The offer and sale of the Notes and any shares of common stock issuable upon conversion of the Notes have not been, and will not be, registered under the Securities Act or any other securities laws, and the Notes and any such shares cannot be offered or sold except pursuant to an exemption from, or in a transaction not subject to, the registration requirements of the Securities Act and any other applicable securities laws. This press release does not constitute an offer to sell, or the solicitation of an offer to buy, the Notes or any shares of common stock issuable upon conversion of the Notes, nor will there be any sale of the Notes or any such shares, in any state or other jurisdiction in which such offer, sale or solicitation would be unlawful.
About Redwood Trust
Redwood Trust, Inc. (NYSE: RWT) is a specialty finance company focused on several distinct areas of housing credit. Our operating platforms occupy a unique position in the housing finance value chain, providing liquidity to growing segments of the U.S. housing market not well served by government programs. We deliver customized housing credit investments to a diverse mix of investors, through our best-in-class securitization platforms; whole-loan distribution activities; and our publicly traded shares. Our aggregation, origination and investment activities have evolved to incorporate a diverse mix of residential, business purpose and multifamily assets. Our goal is to provide attractive returns to shareholders through a stable and growing stream of earnings and dividends, capital appreciation, and a commitment to technological innovation that facilitates risk-minded scale. We operate our business in three segments: Residential Mortgage Banking, Business Purpose Mortgage Banking and Investment Portfolio. Additionally, through RWT Horizons(TM), our venture investing initiative, we invest in early-stage companies strategically aligned with our business across the lending, real estate, and financial technology sectors to drive innovations across our residential and business-purpose lending platforms. Since going public in 1994, we have managed our business through several cycles, built a track record of innovation, and established a best-in-class reputation for service and a common-sense approach to credit investing. Redwood Trust is internally managed and structured as a real estate investment trust for tax purposes.

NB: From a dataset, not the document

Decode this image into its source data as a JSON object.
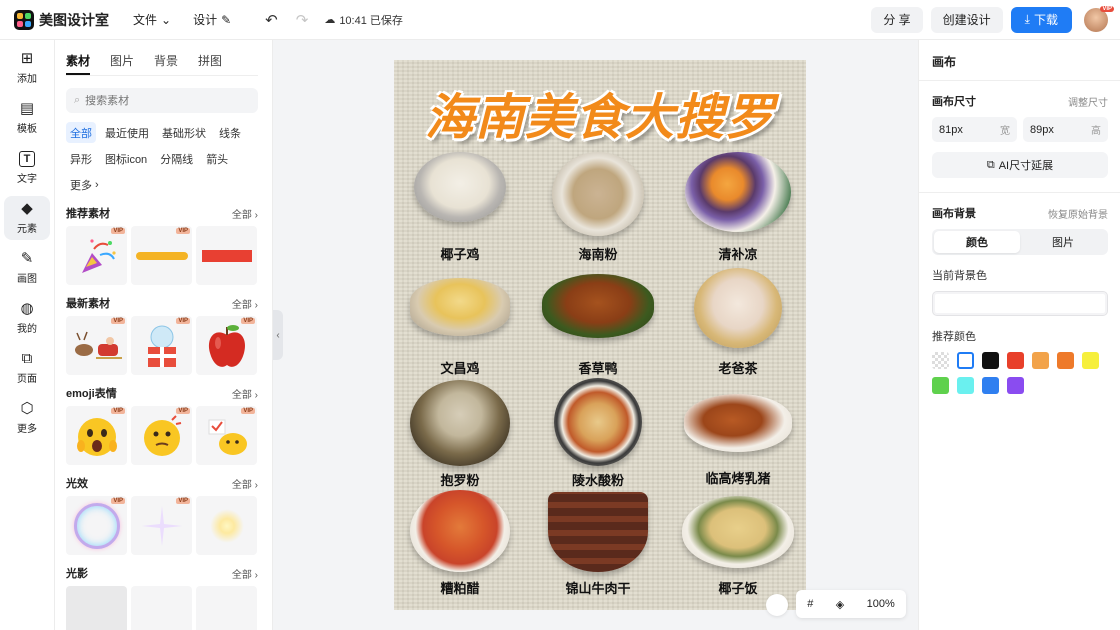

CAUTIONARY STATEMENT: This press release contains forward-looking statements within the meaning of the safe harbor provisions of the Private Securities Litigation Reform Act of 1995, such as statements related to the offering and the expected use of the net proceeds. Forward-looking statements involve numerous risks and uncertainties. Redwood's actual results may differ materially from those projected, and Redwood cautions investors not to place undue reliance on the forward-looking statements contained in this release. Forward-looking statements are not historical in nature and can be identified by words such as "anticipate," "estimate," "will," "should," "expect," "believe," "intend," "seek," "plan," and similar expressions or their negative forms, or by references to strategy, plans, or intentions. These forward-looking statements are subject to risks and uncertainties, including, among other things, those described in Redwood's filings with the Securities and Exchange Commission. Redwood undertakes no obligation to update or revise any forward-looking statements, whether as a result of new information, future events, or otherwise.